We have a scenario like this:
- Millions of records (Record 1, Record 2, Record 3...)
- Partitioned into millions of small non-intersecting groups (Group A, Group B, Group C...)
- Membership gradually changes over time, i.e. a record may be reassigned to another group.
We are redesigning the data schema, and one use case we need to support is given a particular record, find all other records that belonged to the same group at a given point in time. Alternatively, this can be thought of as two separate queries, e.g.:
- To which group did Record 15544 belong, three years ago? (Call this Group g).
- What records belonged to Group g, three years ago?
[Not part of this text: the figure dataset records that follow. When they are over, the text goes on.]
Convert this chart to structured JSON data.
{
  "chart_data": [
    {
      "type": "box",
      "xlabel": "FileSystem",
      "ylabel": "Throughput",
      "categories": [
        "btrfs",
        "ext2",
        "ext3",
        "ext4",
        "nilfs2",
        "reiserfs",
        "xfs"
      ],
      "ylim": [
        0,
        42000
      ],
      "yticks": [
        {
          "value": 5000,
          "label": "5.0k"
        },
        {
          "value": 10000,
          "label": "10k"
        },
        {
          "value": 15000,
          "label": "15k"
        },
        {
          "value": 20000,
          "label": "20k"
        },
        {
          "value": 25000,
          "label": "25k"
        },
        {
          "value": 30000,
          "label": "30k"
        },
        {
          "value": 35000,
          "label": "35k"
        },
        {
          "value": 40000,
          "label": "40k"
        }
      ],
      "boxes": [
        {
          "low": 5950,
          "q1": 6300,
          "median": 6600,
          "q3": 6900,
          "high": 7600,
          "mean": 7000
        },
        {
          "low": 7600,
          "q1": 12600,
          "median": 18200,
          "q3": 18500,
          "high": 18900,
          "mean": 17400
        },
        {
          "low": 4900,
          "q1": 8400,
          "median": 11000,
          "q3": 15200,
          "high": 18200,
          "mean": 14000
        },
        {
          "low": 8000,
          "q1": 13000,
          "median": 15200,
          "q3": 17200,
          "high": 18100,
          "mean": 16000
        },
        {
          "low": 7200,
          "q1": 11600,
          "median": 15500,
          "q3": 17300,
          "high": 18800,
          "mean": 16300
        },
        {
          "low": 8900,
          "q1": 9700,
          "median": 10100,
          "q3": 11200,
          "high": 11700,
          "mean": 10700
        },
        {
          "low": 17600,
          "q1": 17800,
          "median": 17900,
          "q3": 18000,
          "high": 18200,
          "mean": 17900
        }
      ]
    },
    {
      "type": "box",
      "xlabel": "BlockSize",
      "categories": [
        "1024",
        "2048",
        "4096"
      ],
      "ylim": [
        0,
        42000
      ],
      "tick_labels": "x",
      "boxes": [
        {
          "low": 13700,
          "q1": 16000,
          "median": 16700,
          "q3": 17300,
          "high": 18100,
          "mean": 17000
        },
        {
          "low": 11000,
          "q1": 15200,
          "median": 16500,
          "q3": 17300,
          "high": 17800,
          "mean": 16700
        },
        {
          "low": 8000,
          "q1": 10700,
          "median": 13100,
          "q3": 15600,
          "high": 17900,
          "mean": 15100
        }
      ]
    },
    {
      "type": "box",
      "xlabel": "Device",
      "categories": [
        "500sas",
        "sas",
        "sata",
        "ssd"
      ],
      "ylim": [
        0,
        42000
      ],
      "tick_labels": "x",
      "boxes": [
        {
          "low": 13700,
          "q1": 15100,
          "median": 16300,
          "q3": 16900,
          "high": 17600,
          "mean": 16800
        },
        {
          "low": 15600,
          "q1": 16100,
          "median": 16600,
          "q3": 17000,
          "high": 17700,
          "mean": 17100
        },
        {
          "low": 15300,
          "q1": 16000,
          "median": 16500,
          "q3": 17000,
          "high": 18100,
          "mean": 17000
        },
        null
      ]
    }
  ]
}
Supposing we use a relational database, the association between records and groups is easily modelled using a two-column table of record id and group id. A common approach for allowing historical queries is to add a timestamp column. This allows us to answer the question above as follows:
- Find the row for Record 15544 with the most recent timestamp prior to the given date. This tells us Group g.
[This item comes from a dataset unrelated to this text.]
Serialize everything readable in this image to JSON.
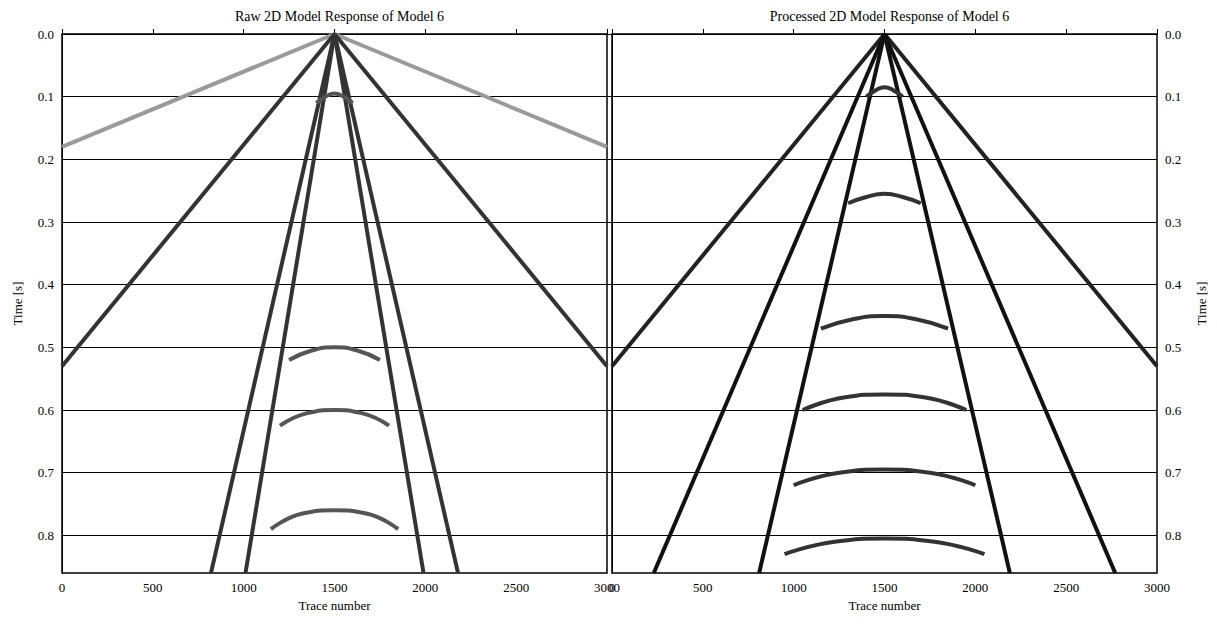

- Find all records that have at any time belonged to Group g.
- For each of these records, find the row with the most recent timestamp prior to the given date. If this indicates that the record was in Group g at that time, then add it to the result set.
This is not too bad (assuming the table is separately indexed by both record id and group id), and may even be the optimal algorithm for the naive table structure just described, but it does cost an index lookup for every record found in step 2. Is there an alternative data structure that would answer the query more efficiently?
ETA: This is only one of several use cases for the system, so we don't want to speed up this query at the expense of making queries about current groupings slower, nor do we want to pay a huge price in space consumption, etc.